Contemporary fashion has it that budgets have to be ‘growth-oriented’ and ‘business/investment-friendly’. It is also necessary to note the widening of the tax net, and announce some populist development initiatives along with a 10-15pc increase in salaries (never sufficient to offset inflation) of public-sector employees.

Indeed, aside from the fact that actual figures change every year, everything else is pretty much the same as what came before. To be fair, Finance Minister Dar acknowledged in his speech that ‘policymaking is nothing more than signalling’, although I’m sure this was another attempt to conform to development-speak as mandated by the IFIs, and not an admission of how powerless supposedly democratic governments have become in the era of neoliberalism.

As happens every year, this time too, the media was quick to assert that, sloganeering aside, the budget offers no relief to the poor. What this means is more regressive taxation, further reduction of public welfare provisions, and marginalisation of small growers in agriculture. The fact that neo-liberal dictates intensify every year is by the by; the real question is why there’s such little resistance to them.


Subordinate classes are not organised politically.


The short answer is that the subordinate classes are not organised politically to withstand the neo-liberal onslaught. This is the case here, and in much of the world. But this should not simply be taken to mean that mobilising workers and peasants is a straightforward task and just needs to be undertaken. We must think critically about forms of organisation symbolising anti-capitalist resistance in the past, namely trade unions in the industrial/government sector and peasant associations in rural areas.

These organisational forms fragmented only in part because of repression by the state and big capital. The other side of this decline of organised working class power has to do with the transformation in class and social structures that has taken place over the past few decades.
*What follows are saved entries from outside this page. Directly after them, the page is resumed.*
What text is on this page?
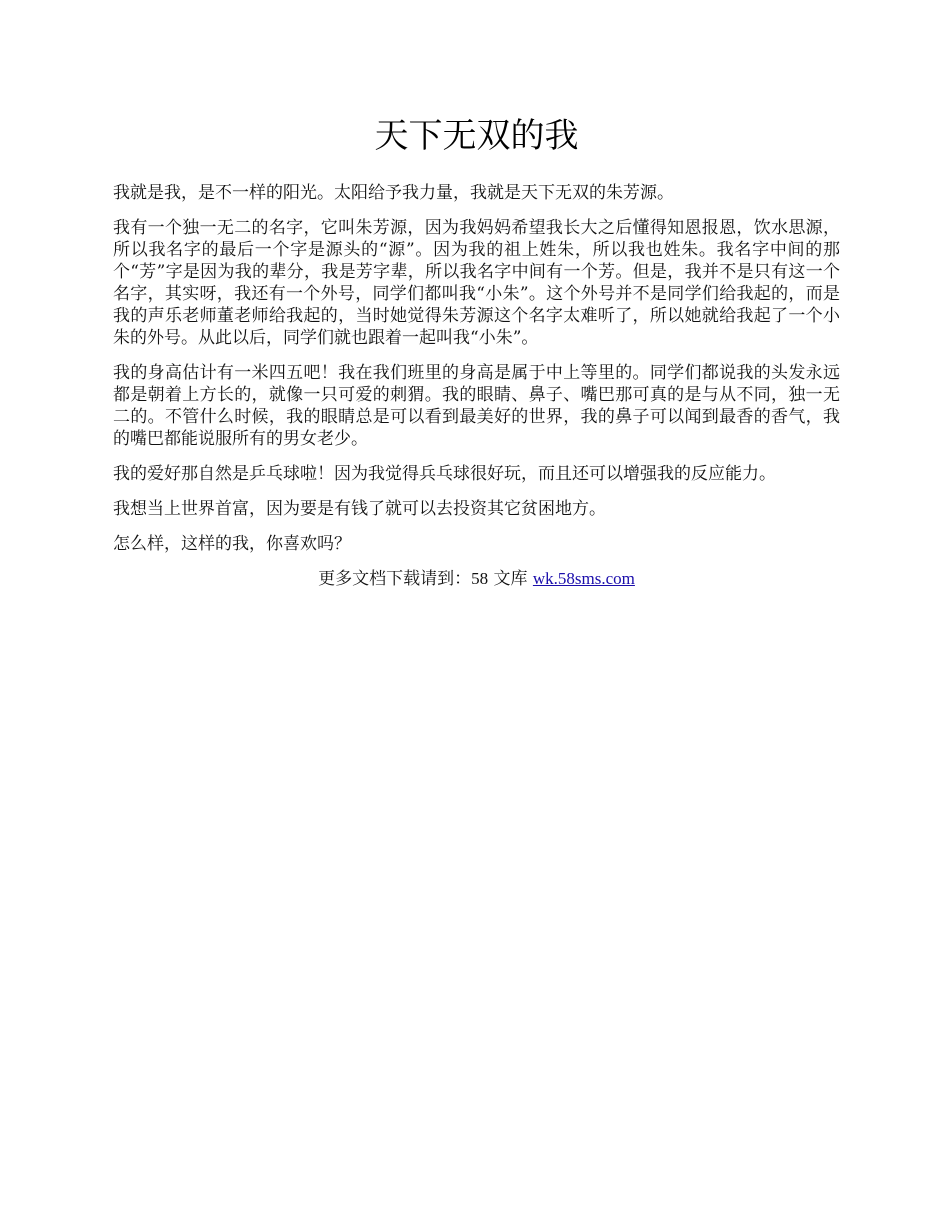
天下无双的我

我就是我，是不一样的阳光。太阳给予我力量，我就是天下无双的朱芳源。

我有一个独一无二的名字，它叫朱芳源，因为我妈妈希望我长大之后懂得知恩报恩，饮水思源，所以我名字的最后一个字是源头的“源”。因为我的祖上姓朱，所以我也姓朱。我名字中间的那个“芳”字是因为我的辈分，我是芳字辈，所以我名字中间有一个芳。但是，我并不是只有这一个名字，其实呀，我还有一个外号，同学们都叫我“小朱”。这个外号并不是同学们给我起的，而是我的声乐老师董老师给我起的，当时她觉得朱芳源这个名字太难听了，所以她就给我起了一个小朱的外号。从此以后，同学们就也跟着一起叫我“小朱”。

我的身高估计有一米四五吧！我在我们班里的身高是属于中上等里的。同学们都说我的头发永远都是朝着上方长的，就像一只可爱的刺猬。我的眼睛、鼻子、嘴巴那可真的是与从不同，独一无二的。不管什么时候，我的眼睛总是可以看到最美好的世界，我的鼻子可以闻到最香的香气，我的嘴巴都能说服所有的男女老少。

我的爱好那自然是乒乓球啦！因为我觉得兵乓球很好玩，而且还可以增强我的反应能力。

我想当上世界首富，因为要是有钱了就可以去投资其它贫困地方。

怎么样，这样的我，你喜欢吗？

更多文档下载请到：58 文库 wk.58sms.com
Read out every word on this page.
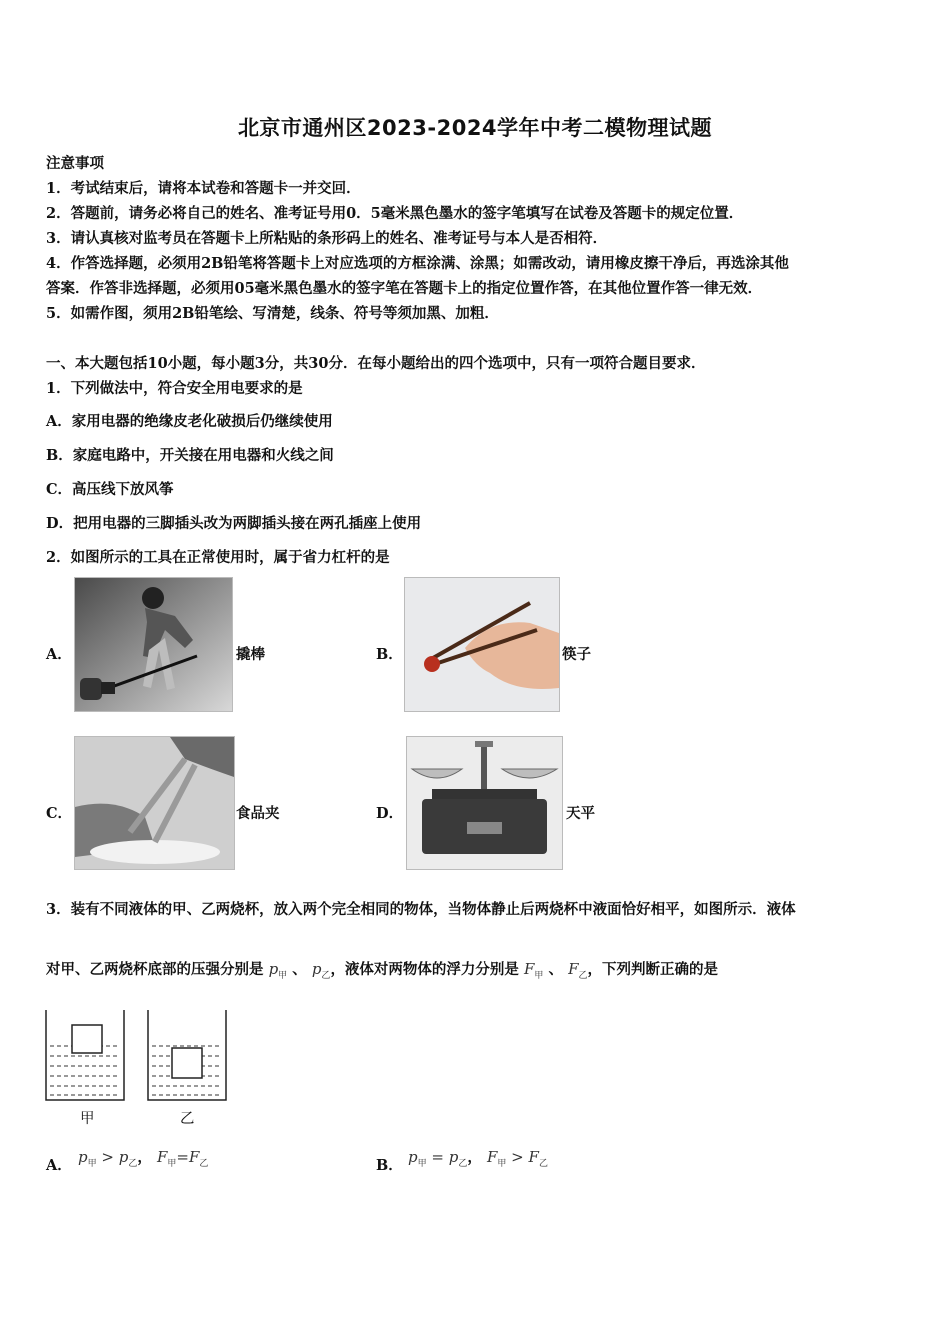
北京市通州区2023-2024学年中考二模物理试题
注意事项
1．考试结束后，请将本试卷和答题卡一并交回．
2．答题前，请务必将自己的姓名、准考证号用0．5毫米黑色墨水的签字笔填写在试卷及答题卡的规定位置．
3．请认真核对监考员在答题卡上所粘贴的条形码上的姓名、准考证号与本人是否相符．
4．作答选择题，必须用2B铅笔将答题卡上对应选项的方框涂满、涂黑；如需改动，请用橡皮擦干净后，再选涂其他
答案．作答非选择题，必须用05毫米黑色墨水的签字笔在答题卡上的指定位置作答，在其他位置作答一律无效．
5．如需作图，须用2B铅笔绘、写清楚，线条、符号等须加黑、加粗．
一、本大题包括10小题，每小题3分，共30分．在每小题给出的四个选项中，只有一项符合题目要求．
1．下列做法中，符合安全用电要求的是
A．家用电器的绝缘皮老化破损后仍继续使用
B．家庭电路中，开关接在用电器和火线之间
C．高压线下放风筝
D．把用电器的三脚插头改为两脚插头接在两孔插座上使用
2．如图所示的工具在正常使用时，属于省力杠杆的是
A．	撬棒	B．	筷子
C．	食品夹	D．	天平
3．装有不同液体的甲、乙两烧杯，放入两个完全相同的物体，当物体静止后两烧杯中液面恰好相平，如图所示．液体
对甲、乙两烧杯底部的压强分别是 $p_甲$ 、 $p_乙$，液体对两物体的浮力分别是 $F_甲$ 、 $F_乙$，下列判断正确的是
甲	乙
A． $p_甲 > p_乙$， $F_甲=F_乙$	B． $p_甲 = p_乙$， $F_甲 > F_乙$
Workers in formal industry and public sector enterprises and the classical peasantry may still be necessary components of a broad-based movement of the poor, but are no longer sufficient if such a movement is to really put a spanner in the neo-liberal works, ie the most vulnerable categories of workers in the contemporary period are conspicuous by their absence in our analyses, policies and, more crucially, politics.

For instance, where in the budget is there any reflection of the realities of the ‘informal’ sector where the vast majority of Pakistanis live and work? More damningly, the formal trade union movement takes up concerns only of the formal labour force, which is why protests against what is announced in the budget remain limited to issues such as pay increases.

In any case, working-class households that previously survived only on the pay of the male-head who was employed in a factory or government department has itself changed dramatically. The same individual that is formally employed might also run a small shop in the evenings (to which other members of the family also dedicate time) while his wife or daughter earns a wage by working in someone’s home or even in her own home via a subcontractor.

The classical peasant household has undergone a similar transformation. Tenure relations have changed so that long-term links to land — and therefore a propensity to fight for it — have become more short-term and instrumental. Most of the income in the household now comes from a migrant family member who lives in an urban setting (or abroad), whereas non-agricultural sources of income have also become much more significant even in rural areas.

It is thus that the material interests of workers and peasants, in the classical sense, may not be what they were before the era of repetitive budgets and tiring development-speak. This is why we need to think deeply about what the workers of today’s world look like, where they are located, and how best to organise them.

Tailpiece: Protests in the immediate aftermath of the budget indicate how urgent the need to organise variegated segments of the working class is; clerks and teachers agitating for pay raises, and katchi abadi dwellers fighting against eviction, faced police actions as they tried to march towards parliament. But they faced them separately.

The writer teaches at Quaid-i-Azam University, Islamabad.